Affected individuals can opt out from the processing of their health data for secondary purposes at any time and without giving reasons. As long as such an opt out is not declared, the health data may generally be processed.
The specific health data that may need to be made available is defined in the EHDS Regulation. It includes, for example, data on factors affecting health, automatically generated personal electronic health data by medical devices, as well as other data from medical devices, data from wellness applications, data from clinical trials and studies, but also health data from biobanks and associated databases.
The privacy of natural persons whose electronic health data is processed for secondary purposes is protected, among other things, by providing health data users with anonymised data only (as a general rule) and ensuring that it is processed only in secure environments where technical and organisational measures minimise the risk of unauthorised access. Pseudonymised data is only made available on special request.
In detail, health data that may be protected by intellectual property rights or trade secrets or subject to special legal protections under the Community Code for Human Medicines or the Regulation on the European Medicines Agency may also need to be made available. However, the EHDS Regulation provides for specific measures to protect such data, such as contractual agreements based on official templates. If serious risks to the protection of such confidential data remain, the health data access point may also deny access to it.
Further obligations for economic operators
In addition to the regulations on the processing of health data, the EHDS Regulation also includes product-specific obligations for manufacturers, importers and distributors of so-called EHR systems.
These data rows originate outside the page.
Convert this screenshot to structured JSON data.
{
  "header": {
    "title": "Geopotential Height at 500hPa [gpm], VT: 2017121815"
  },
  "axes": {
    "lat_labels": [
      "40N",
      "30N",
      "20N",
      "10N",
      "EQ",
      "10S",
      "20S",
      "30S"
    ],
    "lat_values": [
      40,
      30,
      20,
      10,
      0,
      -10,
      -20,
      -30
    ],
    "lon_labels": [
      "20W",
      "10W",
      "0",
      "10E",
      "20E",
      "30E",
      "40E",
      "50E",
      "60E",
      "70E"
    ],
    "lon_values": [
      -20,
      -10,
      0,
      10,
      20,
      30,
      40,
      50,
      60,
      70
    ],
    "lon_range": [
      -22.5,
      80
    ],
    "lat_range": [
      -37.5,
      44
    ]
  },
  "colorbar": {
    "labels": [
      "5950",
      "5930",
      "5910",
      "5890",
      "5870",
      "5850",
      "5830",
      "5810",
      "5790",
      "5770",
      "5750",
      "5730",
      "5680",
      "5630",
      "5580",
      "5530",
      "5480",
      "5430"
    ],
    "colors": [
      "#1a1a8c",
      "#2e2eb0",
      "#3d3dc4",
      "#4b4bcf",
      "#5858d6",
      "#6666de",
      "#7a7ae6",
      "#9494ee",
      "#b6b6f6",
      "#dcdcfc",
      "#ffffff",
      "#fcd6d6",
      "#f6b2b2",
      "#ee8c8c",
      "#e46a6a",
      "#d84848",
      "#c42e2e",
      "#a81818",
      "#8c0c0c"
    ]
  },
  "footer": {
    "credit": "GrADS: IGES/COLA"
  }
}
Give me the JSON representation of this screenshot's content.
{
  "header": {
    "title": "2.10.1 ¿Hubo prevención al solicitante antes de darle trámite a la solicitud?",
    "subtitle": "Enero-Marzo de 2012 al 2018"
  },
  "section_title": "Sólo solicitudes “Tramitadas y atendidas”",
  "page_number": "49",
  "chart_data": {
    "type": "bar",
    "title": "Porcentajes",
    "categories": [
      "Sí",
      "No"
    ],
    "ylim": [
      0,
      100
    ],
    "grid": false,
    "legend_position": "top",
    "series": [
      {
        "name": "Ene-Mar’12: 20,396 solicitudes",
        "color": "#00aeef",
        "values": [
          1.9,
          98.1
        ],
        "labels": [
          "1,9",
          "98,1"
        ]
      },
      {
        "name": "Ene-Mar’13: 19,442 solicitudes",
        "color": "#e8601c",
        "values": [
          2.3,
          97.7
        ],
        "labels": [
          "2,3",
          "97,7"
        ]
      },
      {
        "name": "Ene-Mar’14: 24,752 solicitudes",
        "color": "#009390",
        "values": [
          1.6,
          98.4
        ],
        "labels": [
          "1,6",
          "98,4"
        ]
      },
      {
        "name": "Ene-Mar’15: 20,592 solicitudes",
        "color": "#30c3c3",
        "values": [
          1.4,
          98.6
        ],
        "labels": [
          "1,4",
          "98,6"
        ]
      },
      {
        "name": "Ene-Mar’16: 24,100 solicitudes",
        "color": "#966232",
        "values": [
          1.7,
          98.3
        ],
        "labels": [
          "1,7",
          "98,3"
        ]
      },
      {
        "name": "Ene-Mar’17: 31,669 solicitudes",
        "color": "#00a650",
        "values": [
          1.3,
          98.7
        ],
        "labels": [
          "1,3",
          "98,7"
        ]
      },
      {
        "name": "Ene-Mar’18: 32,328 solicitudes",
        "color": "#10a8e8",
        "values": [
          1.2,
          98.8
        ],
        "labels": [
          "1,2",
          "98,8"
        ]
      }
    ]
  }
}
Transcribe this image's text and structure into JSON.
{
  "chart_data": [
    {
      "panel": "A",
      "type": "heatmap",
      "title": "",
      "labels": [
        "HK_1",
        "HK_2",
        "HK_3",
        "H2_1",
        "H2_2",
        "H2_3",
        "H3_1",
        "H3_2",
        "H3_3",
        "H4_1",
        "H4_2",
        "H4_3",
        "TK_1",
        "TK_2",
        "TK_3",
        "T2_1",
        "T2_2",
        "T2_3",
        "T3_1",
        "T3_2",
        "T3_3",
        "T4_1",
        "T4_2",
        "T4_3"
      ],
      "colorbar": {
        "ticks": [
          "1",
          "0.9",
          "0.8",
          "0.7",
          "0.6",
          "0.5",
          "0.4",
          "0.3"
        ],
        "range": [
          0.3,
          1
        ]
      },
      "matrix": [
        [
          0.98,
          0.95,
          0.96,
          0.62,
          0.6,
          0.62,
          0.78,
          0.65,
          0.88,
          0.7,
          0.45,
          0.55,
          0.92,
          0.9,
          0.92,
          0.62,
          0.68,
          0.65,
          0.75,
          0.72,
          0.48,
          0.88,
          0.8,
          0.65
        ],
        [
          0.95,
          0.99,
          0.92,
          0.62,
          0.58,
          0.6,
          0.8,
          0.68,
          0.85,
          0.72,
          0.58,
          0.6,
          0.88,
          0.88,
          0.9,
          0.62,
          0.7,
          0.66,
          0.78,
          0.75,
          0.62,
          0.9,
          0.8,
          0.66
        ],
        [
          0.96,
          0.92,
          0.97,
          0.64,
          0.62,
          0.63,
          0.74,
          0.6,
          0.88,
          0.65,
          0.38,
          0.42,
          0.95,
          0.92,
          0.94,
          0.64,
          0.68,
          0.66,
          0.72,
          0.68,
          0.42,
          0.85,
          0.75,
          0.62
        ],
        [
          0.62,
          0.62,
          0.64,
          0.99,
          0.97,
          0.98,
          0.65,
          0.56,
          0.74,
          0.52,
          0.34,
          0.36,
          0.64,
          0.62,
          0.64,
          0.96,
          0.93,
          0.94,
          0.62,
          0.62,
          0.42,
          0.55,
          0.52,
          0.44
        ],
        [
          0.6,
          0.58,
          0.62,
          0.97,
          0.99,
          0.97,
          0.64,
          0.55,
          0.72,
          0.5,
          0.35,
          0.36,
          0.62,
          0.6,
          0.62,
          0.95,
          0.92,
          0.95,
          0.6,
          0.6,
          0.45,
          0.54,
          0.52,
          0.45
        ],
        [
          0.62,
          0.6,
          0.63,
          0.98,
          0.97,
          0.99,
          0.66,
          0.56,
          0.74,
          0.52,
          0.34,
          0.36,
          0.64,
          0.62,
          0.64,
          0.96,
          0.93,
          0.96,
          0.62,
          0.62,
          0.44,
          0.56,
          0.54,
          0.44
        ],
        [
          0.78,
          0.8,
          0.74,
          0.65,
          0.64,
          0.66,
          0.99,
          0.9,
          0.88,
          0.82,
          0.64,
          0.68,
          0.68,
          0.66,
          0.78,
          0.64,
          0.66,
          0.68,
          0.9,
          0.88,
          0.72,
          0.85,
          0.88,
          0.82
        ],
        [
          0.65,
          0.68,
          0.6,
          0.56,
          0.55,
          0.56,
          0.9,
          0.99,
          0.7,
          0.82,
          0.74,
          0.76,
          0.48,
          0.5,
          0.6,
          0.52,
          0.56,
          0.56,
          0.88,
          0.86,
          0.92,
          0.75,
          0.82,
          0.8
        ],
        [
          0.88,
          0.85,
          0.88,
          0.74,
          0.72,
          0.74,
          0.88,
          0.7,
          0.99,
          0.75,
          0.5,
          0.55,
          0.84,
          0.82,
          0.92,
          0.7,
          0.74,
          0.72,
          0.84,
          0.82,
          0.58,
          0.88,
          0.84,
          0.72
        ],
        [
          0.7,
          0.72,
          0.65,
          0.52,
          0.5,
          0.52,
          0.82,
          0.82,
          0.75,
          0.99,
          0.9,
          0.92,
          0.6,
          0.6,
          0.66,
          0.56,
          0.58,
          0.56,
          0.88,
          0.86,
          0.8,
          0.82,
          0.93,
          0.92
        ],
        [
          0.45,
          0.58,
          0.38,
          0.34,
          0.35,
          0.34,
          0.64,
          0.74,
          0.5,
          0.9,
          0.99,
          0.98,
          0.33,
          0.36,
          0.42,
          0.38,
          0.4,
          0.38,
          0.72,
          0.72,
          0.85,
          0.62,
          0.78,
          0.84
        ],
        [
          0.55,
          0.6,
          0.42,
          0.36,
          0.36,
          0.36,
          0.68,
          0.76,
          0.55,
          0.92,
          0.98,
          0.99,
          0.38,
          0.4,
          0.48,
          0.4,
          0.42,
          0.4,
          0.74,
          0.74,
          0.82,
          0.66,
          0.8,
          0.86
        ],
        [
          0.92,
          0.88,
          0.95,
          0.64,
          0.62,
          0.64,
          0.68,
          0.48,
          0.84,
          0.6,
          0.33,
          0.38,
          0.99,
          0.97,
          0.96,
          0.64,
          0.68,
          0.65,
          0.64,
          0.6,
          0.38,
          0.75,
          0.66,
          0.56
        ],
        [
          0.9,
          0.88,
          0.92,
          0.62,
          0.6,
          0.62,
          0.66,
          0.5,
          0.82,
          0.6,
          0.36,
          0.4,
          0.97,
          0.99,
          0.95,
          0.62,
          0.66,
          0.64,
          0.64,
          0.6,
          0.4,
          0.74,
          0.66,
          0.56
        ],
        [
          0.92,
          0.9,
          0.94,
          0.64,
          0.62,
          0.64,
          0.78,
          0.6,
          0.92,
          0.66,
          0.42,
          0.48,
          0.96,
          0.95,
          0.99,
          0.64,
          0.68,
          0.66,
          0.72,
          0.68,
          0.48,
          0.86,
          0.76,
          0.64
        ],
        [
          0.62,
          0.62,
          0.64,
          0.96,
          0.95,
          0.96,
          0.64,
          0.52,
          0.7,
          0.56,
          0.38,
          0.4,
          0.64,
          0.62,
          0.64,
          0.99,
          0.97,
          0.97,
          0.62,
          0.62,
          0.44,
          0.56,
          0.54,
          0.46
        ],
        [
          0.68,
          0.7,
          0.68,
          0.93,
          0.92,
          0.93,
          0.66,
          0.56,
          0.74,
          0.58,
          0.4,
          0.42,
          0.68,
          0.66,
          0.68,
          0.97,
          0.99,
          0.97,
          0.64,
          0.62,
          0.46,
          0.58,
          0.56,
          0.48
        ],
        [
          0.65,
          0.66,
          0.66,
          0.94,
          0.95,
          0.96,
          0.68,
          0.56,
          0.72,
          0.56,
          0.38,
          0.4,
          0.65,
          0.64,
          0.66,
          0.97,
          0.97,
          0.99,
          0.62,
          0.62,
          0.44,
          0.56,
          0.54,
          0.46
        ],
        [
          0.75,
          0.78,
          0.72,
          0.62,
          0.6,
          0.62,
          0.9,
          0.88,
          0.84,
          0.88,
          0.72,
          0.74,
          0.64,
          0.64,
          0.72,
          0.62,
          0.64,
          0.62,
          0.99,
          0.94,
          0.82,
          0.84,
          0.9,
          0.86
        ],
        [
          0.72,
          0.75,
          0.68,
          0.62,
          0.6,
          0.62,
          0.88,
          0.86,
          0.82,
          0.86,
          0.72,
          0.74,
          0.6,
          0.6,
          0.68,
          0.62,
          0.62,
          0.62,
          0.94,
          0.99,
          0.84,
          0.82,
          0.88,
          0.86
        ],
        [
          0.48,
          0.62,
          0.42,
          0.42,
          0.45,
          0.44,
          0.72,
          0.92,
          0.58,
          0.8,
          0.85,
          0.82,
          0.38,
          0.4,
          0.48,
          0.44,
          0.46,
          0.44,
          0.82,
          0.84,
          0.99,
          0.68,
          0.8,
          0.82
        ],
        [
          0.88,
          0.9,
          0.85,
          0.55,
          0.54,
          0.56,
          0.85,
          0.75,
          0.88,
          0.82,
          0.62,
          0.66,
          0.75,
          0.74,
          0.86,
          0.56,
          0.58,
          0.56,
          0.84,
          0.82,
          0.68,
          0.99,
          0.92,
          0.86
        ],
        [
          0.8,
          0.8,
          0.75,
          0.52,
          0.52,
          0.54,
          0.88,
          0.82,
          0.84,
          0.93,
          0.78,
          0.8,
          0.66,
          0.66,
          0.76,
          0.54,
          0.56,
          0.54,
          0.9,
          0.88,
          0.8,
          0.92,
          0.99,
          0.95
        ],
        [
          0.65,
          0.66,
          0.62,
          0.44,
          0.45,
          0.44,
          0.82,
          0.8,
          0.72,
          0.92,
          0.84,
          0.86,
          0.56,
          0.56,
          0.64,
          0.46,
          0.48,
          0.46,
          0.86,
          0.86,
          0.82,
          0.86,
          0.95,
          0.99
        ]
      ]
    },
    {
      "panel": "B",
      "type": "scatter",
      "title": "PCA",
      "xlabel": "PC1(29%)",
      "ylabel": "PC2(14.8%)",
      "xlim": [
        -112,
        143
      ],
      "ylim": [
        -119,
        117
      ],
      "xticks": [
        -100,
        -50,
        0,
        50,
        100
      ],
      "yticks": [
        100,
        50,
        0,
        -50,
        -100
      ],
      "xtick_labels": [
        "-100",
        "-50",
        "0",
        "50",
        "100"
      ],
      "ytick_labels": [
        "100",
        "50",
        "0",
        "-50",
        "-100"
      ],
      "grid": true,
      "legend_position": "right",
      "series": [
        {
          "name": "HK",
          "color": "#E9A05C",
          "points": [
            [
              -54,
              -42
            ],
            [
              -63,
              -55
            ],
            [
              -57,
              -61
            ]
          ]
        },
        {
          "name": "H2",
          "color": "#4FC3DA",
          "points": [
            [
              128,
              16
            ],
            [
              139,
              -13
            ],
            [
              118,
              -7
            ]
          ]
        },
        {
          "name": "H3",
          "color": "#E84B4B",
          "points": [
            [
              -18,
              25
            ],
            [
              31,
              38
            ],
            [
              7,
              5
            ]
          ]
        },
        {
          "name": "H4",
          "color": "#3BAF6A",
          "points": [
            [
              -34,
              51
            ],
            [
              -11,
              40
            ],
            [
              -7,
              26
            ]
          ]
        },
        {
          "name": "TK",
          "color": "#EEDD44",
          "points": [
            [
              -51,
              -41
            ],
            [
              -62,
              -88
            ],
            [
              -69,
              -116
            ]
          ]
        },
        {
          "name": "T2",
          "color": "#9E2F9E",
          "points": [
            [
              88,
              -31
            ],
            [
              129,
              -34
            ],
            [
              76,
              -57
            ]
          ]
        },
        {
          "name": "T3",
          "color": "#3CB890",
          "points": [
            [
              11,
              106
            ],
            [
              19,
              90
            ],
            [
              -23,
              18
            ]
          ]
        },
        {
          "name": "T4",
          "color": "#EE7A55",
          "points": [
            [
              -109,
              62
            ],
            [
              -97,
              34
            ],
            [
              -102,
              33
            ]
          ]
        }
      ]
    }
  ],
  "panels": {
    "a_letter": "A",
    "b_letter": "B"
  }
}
These are systems where the software or a combination of hardware and software allows the processing of health data covered by the regulation and is intended by the manufacturer for use by healthcare providers in patient care or by patients for access to their health data.
These economic operators are subject to graduated obligations based on their respective roles in the value chain. For example, manufacturers are required to ensure that their EHR systems comply with the specifications of the EHDS Regulation and to affix a CE marking, while importers are only allowed to place EHR systems on the market that comply with the specifications of the EHDS Regulation and have the appropriate CE marking. Distributors are then required to verify whether the manufacturer has issued an EU declaration of conformity or whether the importer has complied with certain legal requirements.
If the EHR systems are also products with digital elements, manufacturers, importers and distributors must also comply with the provisions of the Cyber Resilience Act, whose requirements the EHDS Regulation is intended to complement in terms of electronic health records.
Osborne Clarke comment
The EHDS Regulation will bring a multitude of new obligations for life sciences companies and other players in the life science and healthcare sector. In return, life sciences companies, in particular, will benefit from new opportunities to use health data for secondary purposes such as research and development, including training and improving AI.
Manufacturers, importers and distributors of EHR systems will also be subject to numerous new obligations. Without the associated standardisation and the secure environment for processing highly sensitive health data created by such regulatory requirements, the EHDS would be almost unachievable. For any digitised healthcare system, trust in the secure processing of health data is critical.